Young people get an education at Morocco’s first gardening school
By Fatima Zohra Bouaziz
Rabat, 24 November (efe-epa) – A gardening school, the first in Morocco and the southern Mediterranean, is helping young people from poorer areas with less access to education to gain a gardening qualification.
The Bouregreg Med-O-Med Gardening School was created on a landslide where the Oulja dump used to be, an illegal landfill on the eastern outskirts of Salé, which, thanks to the project, has been rehabilitated in recent years.
A total of 90 students, a quarter of them women, are currently studying across the three different grades taught by the school.
Age is no barrier as people up to 40 years old are eligible to attend but everyone must meet the essential requirement of social risk.
“They are required to know how to read and write, that is to say, they must have a minimum level of fourth-grade education, although during their training they are also given classes in Arabic, French and Spanish,” said the school’s director, Spaniard ToaTorán Romero, adding that the school’s good reputation has lead to a long waitlist of potential students.
The school ensures free food and transport, thanks in part to a bus company which provides travel to the school free of charge.
Students come mainly from slums or shantytowns on the outskirts of Rabat, Salé, Temara and Kenitra, a stark contrast from the embassies and private mansions where they often carry out gardening work.
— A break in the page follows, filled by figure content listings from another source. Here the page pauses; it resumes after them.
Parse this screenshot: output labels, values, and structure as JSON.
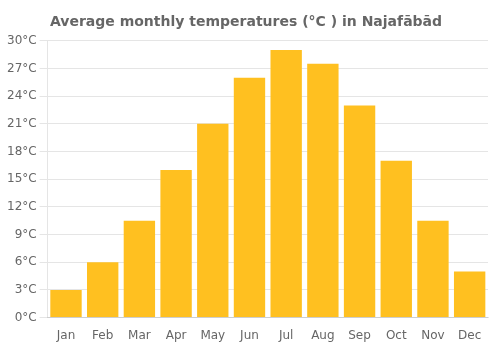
{
  "chart_data": {
    "type": "bar",
    "title": "Average monthly temperatures (°C ) in Najafābād",
    "categories": [
      "Jan",
      "Feb",
      "Mar",
      "Apr",
      "May",
      "Jun",
      "Jul",
      "Aug",
      "Sep",
      "Oct",
      "Nov",
      "Dec"
    ],
    "values": [
      3.0,
      6.0,
      10.5,
      16.0,
      21.0,
      26.0,
      29.0,
      27.5,
      23.0,
      17.0,
      10.5,
      5.0
    ],
    "color": "#FFC020",
    "ylim": [
      0,
      30
    ],
    "yticks": [
      {
        "value": 0,
        "label": "0°C"
      },
      {
        "value": 3,
        "label": "3°C"
      },
      {
        "value": 6,
        "label": "6°C"
      },
      {
        "value": 9,
        "label": "9°C"
      },
      {
        "value": 12,
        "label": "12°C"
      },
      {
        "value": 15,
        "label": "15°C"
      },
      {
        "value": 18,
        "label": "18°C"
      },
      {
        "value": 21,
        "label": "21°C"
      },
      {
        "value": 24,
        "label": "24°C"
      },
      {
        "value": 27,
        "label": "27°C"
      },
      {
        "value": 30,
        "label": "30°C"
      }
    ],
    "grid": true
  }
}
“From the first year onwards, we are asked to use of students’ services in the gardens of diplomatic sites, villas and hotels”, says Inés Eléxpuru, communications director at the Islamic Culture Foundation (FUNCI), the organisation responsible for the project together with the Moroccan Development Agency for the Bouregreg Valley.
Imane, a second-year gardening student, told Efe she has already started earning money by caring for private gardens in upscale neighbourhoods.